The uranium policy move is a big change for the country.
"The announcement by the Kazakhs of a decrease in planned uranium production marks a significant change from their production practice since the late 1990s, during which time Kazakhstan production increased more than tenfold and fundamentally shifted the nature of global uranium mining," states Ian Emsley, senior project manager at the World Nuclear Association, in comment to World Nuclear News.
Uranium prices are also on the rise due to the approved shipment by the United Nations of 116 tons of natural Russian uranium to Iran.
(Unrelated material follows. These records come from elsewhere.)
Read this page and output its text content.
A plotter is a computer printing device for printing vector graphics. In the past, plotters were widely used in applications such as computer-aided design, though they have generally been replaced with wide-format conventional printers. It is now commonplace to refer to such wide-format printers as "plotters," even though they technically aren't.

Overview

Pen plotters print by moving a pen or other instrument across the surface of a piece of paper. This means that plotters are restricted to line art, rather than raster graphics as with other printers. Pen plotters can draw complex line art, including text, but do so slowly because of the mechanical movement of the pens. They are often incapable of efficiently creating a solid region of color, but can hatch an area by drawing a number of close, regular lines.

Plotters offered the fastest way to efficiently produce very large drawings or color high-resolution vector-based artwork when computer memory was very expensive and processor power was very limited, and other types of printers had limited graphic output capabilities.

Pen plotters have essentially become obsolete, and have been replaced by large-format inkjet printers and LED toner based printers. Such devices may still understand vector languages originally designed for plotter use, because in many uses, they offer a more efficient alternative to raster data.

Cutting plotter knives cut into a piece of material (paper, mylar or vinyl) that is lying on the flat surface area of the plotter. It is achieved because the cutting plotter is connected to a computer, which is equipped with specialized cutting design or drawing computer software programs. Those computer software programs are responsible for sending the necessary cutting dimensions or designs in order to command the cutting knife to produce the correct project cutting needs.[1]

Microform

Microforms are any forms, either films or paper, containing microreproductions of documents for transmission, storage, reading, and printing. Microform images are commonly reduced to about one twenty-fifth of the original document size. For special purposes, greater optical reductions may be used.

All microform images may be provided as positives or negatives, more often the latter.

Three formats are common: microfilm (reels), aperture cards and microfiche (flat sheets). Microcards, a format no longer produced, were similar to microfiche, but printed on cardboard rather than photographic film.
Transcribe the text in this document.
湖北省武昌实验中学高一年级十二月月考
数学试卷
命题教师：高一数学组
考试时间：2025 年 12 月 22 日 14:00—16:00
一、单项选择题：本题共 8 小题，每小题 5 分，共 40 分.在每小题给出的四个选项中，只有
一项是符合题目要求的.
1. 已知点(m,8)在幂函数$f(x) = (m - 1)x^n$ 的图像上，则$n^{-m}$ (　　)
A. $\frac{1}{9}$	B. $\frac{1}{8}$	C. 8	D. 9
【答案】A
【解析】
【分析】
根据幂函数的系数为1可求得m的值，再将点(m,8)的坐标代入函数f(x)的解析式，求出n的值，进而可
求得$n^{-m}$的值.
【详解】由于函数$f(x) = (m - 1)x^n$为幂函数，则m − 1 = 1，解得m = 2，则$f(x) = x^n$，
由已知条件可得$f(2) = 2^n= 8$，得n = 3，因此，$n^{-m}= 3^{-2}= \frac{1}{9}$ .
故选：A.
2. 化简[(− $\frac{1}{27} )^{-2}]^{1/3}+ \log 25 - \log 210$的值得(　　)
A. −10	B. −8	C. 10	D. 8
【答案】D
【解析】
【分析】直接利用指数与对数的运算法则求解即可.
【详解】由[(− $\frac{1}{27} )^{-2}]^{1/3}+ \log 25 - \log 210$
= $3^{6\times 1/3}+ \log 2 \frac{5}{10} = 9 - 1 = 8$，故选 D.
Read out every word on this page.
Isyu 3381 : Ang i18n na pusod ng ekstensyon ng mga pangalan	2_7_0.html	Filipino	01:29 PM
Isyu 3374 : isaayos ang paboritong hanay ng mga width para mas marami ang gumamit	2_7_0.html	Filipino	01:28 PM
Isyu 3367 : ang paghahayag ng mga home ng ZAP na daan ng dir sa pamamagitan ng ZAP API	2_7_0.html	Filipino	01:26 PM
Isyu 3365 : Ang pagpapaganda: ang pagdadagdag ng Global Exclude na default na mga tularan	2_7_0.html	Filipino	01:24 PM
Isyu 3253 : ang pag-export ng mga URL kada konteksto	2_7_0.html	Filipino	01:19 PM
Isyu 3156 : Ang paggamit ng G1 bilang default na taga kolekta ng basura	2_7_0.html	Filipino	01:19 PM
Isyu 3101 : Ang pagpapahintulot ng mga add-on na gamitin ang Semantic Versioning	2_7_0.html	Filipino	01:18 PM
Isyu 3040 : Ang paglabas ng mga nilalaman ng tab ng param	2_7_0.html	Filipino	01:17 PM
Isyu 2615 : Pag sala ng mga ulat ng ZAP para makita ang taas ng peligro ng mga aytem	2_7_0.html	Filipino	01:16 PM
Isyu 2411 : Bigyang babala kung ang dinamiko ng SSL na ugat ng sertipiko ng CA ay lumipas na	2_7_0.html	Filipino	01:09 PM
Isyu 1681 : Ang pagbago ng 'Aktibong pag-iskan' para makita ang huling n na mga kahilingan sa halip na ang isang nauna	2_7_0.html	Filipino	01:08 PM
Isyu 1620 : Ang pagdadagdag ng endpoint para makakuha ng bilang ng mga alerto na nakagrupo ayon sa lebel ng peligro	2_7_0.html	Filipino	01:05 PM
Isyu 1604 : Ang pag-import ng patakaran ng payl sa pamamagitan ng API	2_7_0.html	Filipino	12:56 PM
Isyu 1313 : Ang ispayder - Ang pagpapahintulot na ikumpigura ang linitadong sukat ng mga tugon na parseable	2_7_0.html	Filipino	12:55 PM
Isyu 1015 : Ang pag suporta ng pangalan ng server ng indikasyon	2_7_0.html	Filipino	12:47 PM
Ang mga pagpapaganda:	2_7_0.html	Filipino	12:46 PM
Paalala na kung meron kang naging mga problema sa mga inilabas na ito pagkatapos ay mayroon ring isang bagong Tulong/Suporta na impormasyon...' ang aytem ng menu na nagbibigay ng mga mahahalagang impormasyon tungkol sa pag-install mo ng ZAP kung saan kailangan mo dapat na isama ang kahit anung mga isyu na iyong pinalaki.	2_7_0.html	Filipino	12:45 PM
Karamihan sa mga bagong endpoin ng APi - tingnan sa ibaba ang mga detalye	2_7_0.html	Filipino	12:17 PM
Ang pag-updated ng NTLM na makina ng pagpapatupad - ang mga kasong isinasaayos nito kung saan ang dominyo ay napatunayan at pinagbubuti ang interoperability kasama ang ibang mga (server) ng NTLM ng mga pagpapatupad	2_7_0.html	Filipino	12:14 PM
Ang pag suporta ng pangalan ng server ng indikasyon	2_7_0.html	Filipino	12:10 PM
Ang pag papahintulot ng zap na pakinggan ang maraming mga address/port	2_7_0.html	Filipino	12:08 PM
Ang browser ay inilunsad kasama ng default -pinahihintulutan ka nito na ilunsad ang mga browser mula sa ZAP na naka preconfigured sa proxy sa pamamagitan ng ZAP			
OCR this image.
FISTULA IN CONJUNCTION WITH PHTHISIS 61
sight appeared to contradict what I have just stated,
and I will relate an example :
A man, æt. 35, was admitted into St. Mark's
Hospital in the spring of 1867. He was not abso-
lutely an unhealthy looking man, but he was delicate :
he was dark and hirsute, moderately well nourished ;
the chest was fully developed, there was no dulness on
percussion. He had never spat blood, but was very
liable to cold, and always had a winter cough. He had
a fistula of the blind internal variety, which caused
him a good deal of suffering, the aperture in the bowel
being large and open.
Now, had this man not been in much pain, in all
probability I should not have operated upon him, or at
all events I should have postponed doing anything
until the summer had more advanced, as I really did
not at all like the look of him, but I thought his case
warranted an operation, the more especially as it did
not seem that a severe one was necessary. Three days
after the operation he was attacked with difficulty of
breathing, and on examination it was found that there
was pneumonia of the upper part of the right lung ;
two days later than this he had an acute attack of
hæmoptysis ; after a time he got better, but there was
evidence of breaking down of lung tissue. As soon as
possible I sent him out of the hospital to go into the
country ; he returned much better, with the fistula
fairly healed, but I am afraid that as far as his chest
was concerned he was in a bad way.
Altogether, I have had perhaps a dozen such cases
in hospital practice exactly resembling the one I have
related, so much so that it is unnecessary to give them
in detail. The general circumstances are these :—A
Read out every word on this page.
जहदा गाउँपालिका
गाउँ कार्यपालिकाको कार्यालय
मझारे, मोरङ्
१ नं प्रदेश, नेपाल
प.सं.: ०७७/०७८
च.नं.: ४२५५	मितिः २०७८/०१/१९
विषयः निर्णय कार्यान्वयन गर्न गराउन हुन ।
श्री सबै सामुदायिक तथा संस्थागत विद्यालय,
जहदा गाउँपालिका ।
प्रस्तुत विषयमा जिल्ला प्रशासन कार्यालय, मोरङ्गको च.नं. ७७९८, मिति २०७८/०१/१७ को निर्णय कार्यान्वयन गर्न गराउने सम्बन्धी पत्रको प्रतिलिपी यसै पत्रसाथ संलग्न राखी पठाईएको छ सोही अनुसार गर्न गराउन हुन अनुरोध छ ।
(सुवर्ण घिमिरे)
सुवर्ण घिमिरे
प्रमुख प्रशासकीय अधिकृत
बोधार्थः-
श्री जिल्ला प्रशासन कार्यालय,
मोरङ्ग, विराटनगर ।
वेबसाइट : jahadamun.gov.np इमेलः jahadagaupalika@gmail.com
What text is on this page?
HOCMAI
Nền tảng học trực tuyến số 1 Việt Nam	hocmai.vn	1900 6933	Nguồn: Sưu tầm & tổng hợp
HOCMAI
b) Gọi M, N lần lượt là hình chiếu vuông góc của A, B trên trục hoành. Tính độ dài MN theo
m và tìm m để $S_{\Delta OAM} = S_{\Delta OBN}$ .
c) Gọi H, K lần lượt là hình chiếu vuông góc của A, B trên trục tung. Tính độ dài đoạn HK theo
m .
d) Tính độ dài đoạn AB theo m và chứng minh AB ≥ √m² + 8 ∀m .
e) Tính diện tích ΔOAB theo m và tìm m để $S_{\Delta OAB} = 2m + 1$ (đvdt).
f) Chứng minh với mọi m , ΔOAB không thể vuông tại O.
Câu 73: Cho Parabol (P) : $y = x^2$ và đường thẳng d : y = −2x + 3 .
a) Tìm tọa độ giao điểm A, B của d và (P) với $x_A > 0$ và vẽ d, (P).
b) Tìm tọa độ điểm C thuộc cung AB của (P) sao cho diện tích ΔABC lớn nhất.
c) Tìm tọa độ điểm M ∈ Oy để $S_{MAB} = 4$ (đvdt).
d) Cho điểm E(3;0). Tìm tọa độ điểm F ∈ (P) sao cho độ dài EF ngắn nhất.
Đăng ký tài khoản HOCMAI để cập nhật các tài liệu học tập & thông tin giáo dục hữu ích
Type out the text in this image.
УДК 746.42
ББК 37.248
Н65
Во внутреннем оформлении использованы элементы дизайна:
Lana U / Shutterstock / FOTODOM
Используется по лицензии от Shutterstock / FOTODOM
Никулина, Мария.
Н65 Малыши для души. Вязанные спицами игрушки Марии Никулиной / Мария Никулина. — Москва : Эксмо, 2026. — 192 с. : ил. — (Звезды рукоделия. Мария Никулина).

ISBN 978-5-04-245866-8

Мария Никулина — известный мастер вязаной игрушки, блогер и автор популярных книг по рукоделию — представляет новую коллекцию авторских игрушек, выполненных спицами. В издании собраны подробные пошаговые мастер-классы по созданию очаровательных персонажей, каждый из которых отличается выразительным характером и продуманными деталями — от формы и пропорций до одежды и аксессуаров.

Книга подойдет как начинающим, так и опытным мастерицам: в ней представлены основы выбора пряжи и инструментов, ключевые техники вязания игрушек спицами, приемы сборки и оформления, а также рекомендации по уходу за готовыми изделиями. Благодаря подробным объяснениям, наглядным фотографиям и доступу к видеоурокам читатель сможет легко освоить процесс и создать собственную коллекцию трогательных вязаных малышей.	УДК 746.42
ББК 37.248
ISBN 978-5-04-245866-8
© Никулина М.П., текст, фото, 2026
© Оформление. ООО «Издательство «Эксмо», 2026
Uranium, which had been trading in the $18 per-pound range to over $20 per-pound in mid-week trading.
The uranium supply cut is already boosting the price of the world's only uranium exchange traded fund Global X Uranium ETF (URA - Get Report) , which rose 8.5% in a single day of trading, on Tuesday, January 10. The fund has also skyrocketed from $13 per share to $16.41 per share since January 3, 2017.
Analysts point to the Kazakhstan production cuts as the primary reason. "We had given up on expecting Kazakhstan to exercise production restraint as its mines were the lowest cost operators in the world," says Rob Chang, head of metals and mining at Cantor Fitzgerald in Toronto, in a research note this week. "This news is a definite surprise and may be the inflection point for the uranium space to head higher across the board."
Kazakhstan readily expects prices to rise after the production cut.
In an email from a Global X fund spokesperson to TheStreet, the fund managers state that "as with other commodities, a cut in supply typically supports higher prices when there is an oversupply in the market, just as we have seen with OPEC and the oil output cut."
But the fund's management doesn't see uranium's price move as a short-term issue - it has plenty of long-range steam, as well. "Uranium is one of the only energy sources that couples large scale power output with low greenhouse gas emissions at a cost that's comparable to fossil fuels," the fund states. "The desire to service the ever-increasing global demand for energy in a cheap and clean manner positions nuclear reactors as one of the few sources that fit the world's needs, particularly in rapidly growing emerging markets like China and India."
But some commodities specialist urge prudence for investors jumping in, head first, to uranium-heavy funds like URA.
"Investors should be cautious in using narrow sector ETFs like URA and really understand the exposure they are adding," says Kevin Feldman, CEO at Feldman Capital LLC, an asset management advisory firm in San Francisco (Feldman is also a former CEO of World Gold Trust Services.)
"Unlike gold and silver ETFs which hold actual gold and silver bullion and track the spot prices of these two metals, this ETF tracks an index of uranium producers -- mostly small and micro-cap stocks which may not track the price movements of the physical commodity," notes Feldman.
Although URA has had strong performance since the beginning of the year, its highly concentrated portfolio of mining stocks can be extremely volatile, he adds. "Average three- and five-year returns have been negative, -18% and -20% respectively, even worse than the Solactive Global Uranium Index returns for the same period (-16.6% and -19.6%) which is the fund's benchmark.
Feldman makes a fair point. Yes, URA and uranium have had a great week, but that doesn't mean both will have a great year. But with prices trending upward due to the Kazakhstan and Iran news, uranium may be worth discussing with your financial advisor in the coming weeks.